Die Zuwendungen von Pharmaunternehmen sind häufig verpönt. Dass die Organisationen aber deutlich mehr Geld von der Gesetzlichen Krankenversicherung erhalten, ist kaum ein Thema.
Dr. Danner: Das Volumen der Zuwendungen der GKV an Patientenorganisationen übersteigt die Zuwendungen von Pharmaunternehmen deutlich. Abgesehen davon, dass die GKV dazu gesetzlich verpflichtet ist, stehen diese Zahlungen nicht so sehr im Fokus. Der Verband der Ersatzkassen (VDEK) veröffentlicht zwar zum Beispiel die Förderung aus der sogenannten kassenartenübergreifenden Gemeinschaftsförderung, doch selten sind sie ein Thema. Als besonders kritisch betrachten wir die Praxis der projektbezogenen Förderungen. Denn damit können Krankenkassen direkt Einfluss nehmen.

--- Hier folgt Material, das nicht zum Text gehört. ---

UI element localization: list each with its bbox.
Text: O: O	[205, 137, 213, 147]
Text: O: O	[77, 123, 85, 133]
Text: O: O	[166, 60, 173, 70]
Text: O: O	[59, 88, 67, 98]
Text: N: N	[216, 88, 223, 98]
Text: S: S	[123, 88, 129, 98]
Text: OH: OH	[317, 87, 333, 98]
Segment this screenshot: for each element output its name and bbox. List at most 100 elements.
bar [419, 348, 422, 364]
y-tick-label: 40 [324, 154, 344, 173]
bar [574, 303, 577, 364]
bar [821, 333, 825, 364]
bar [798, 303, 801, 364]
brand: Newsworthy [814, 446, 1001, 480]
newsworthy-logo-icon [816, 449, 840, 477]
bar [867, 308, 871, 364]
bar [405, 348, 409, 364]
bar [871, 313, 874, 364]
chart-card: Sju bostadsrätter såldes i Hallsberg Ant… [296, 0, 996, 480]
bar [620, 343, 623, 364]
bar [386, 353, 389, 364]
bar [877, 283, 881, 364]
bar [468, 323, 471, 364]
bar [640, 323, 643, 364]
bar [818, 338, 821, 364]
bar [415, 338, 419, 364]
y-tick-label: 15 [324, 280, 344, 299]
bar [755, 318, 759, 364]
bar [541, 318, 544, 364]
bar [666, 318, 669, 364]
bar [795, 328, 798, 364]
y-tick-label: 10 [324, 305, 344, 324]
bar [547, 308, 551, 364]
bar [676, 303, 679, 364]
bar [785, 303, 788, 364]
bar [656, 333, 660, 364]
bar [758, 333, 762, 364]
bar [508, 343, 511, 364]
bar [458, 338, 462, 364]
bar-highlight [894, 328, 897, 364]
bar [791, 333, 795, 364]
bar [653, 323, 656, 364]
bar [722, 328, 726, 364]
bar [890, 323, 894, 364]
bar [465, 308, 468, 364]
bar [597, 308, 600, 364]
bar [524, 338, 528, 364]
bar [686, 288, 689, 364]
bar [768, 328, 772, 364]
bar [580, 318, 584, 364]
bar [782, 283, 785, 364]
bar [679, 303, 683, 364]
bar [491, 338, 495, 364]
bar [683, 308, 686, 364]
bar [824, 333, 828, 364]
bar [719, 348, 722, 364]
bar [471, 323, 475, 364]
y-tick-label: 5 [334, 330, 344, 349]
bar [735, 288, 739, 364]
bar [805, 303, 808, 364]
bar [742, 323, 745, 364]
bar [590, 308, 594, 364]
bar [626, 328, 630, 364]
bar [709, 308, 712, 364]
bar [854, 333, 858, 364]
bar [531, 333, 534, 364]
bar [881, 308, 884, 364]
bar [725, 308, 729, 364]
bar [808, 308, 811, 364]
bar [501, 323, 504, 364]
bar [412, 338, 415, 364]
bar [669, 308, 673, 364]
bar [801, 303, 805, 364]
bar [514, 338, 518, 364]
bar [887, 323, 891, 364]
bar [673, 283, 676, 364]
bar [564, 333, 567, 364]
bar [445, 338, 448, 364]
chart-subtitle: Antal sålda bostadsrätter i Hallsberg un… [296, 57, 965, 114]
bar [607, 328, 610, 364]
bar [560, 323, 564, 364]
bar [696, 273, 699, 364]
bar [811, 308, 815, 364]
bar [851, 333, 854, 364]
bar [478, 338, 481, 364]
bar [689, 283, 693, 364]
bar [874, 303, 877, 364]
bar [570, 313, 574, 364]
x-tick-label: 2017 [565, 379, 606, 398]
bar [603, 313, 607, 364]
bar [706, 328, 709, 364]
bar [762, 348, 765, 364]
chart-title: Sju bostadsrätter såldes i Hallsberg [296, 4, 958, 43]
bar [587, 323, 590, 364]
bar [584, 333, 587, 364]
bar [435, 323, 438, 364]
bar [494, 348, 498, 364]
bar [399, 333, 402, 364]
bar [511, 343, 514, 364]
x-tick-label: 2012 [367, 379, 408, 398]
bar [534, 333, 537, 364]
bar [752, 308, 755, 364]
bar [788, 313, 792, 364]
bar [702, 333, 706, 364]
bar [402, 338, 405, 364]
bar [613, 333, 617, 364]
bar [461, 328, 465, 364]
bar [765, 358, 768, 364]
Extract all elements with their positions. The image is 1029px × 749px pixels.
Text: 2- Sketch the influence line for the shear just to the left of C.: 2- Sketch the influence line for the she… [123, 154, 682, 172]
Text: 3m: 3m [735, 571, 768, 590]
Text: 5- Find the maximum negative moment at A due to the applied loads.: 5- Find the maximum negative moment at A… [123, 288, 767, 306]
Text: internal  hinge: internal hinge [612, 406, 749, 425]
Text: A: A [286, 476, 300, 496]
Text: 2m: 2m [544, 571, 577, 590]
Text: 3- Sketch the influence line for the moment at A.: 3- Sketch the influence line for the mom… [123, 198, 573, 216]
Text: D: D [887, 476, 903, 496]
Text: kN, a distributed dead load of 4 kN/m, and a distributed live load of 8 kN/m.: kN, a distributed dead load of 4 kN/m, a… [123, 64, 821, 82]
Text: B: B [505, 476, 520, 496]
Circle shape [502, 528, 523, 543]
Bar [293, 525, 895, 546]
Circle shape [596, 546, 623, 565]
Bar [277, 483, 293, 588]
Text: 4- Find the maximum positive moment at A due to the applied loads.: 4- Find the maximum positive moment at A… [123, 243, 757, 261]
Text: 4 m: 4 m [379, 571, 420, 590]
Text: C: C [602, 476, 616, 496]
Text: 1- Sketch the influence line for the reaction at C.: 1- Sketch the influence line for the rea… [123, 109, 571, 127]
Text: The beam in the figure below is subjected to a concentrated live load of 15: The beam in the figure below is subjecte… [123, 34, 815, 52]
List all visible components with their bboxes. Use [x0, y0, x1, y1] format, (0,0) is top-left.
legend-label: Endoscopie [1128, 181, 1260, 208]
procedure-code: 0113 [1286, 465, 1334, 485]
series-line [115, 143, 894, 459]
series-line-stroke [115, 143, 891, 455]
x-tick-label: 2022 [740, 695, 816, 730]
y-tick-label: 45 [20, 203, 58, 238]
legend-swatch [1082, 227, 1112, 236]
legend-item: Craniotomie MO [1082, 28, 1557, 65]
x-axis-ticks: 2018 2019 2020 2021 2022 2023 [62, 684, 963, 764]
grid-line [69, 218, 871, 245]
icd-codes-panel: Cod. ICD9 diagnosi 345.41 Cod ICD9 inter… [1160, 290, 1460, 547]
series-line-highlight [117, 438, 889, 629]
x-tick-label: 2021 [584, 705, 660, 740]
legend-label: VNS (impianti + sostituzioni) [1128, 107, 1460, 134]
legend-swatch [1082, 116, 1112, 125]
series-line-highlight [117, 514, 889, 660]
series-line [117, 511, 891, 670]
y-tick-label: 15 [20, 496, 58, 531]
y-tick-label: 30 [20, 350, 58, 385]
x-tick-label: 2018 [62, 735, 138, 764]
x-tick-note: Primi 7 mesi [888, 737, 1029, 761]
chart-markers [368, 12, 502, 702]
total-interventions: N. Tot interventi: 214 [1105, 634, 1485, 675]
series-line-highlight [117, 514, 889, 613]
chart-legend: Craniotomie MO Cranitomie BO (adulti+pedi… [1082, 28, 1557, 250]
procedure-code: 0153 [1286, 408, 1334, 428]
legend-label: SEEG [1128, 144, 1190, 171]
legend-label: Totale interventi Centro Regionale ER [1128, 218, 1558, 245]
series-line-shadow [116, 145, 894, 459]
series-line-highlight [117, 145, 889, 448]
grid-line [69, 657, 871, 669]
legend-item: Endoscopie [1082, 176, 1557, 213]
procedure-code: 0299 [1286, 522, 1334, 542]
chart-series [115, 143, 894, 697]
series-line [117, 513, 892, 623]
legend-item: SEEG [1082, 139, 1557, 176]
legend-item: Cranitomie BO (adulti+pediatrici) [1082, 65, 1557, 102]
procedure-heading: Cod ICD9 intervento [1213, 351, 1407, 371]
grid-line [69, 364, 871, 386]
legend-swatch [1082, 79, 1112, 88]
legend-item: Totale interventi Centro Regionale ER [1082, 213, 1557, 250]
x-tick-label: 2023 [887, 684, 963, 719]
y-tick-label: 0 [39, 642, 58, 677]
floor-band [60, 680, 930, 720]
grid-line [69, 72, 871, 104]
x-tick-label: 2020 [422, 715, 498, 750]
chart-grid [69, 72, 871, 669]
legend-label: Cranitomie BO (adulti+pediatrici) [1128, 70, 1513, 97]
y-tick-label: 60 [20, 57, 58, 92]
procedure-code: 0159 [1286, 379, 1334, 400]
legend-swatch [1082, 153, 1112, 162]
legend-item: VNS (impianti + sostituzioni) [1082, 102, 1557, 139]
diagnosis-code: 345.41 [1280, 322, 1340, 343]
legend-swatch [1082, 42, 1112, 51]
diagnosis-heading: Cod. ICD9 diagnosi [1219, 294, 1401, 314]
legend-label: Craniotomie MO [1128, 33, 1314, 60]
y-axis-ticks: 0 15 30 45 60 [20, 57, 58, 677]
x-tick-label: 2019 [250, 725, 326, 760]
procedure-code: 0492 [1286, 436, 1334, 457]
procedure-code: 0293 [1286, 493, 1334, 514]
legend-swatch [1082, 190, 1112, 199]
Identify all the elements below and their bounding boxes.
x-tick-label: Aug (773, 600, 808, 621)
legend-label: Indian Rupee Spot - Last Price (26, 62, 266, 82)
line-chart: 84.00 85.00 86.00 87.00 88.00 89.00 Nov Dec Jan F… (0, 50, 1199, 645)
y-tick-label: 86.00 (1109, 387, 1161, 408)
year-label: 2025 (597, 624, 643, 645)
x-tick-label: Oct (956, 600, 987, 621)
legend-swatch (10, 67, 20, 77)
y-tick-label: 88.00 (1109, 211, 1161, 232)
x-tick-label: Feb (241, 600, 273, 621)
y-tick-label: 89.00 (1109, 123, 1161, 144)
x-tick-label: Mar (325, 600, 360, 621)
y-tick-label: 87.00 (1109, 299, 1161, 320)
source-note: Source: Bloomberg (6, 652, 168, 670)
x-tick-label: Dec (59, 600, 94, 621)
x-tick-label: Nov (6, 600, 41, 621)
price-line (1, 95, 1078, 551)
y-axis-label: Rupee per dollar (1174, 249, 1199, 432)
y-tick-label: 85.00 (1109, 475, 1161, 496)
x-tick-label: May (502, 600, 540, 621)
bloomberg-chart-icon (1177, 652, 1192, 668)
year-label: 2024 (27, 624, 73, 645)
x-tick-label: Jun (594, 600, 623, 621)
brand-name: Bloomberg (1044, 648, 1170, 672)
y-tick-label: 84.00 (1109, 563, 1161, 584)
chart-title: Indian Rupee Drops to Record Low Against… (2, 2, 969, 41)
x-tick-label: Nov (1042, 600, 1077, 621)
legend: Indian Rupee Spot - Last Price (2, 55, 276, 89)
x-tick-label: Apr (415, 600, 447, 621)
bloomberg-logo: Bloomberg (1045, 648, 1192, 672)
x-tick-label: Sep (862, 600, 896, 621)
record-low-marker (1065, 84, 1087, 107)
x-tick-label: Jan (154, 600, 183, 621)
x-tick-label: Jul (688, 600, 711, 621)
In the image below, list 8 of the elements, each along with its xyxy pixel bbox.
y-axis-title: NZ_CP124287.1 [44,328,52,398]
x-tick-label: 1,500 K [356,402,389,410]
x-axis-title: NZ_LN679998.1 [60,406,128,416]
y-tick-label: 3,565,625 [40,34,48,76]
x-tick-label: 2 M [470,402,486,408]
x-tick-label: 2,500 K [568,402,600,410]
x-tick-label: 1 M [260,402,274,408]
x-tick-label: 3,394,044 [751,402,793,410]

Als Patientenvertreter sind sie bei den Nutzenbewertungen des G-BA und IQWiG eingebunden – allerdings nur beratend und ohne Stimmrecht. Reicht das aus Ihrer Sicht aus?
Dr. Danner: Es ist nicht mehr zeitgemäß zu glauben, dass Krankenkassen oder Ärztevertreter, die im G-BA Stimmrecht haben, im besten Fall das Patienteninteresse verfolgen. Vielmehr vertreten sie eigene Interessen. Ein Stimmrecht ist auf jeden Fall von unserer Seite aus erwünscht. Doch eine entsprechende Neuregelung würde eine strukturelle Stärkung der Patientenorganisationen zwingend erforderlich machen. Dafür bräuchten wir eine andere Basis.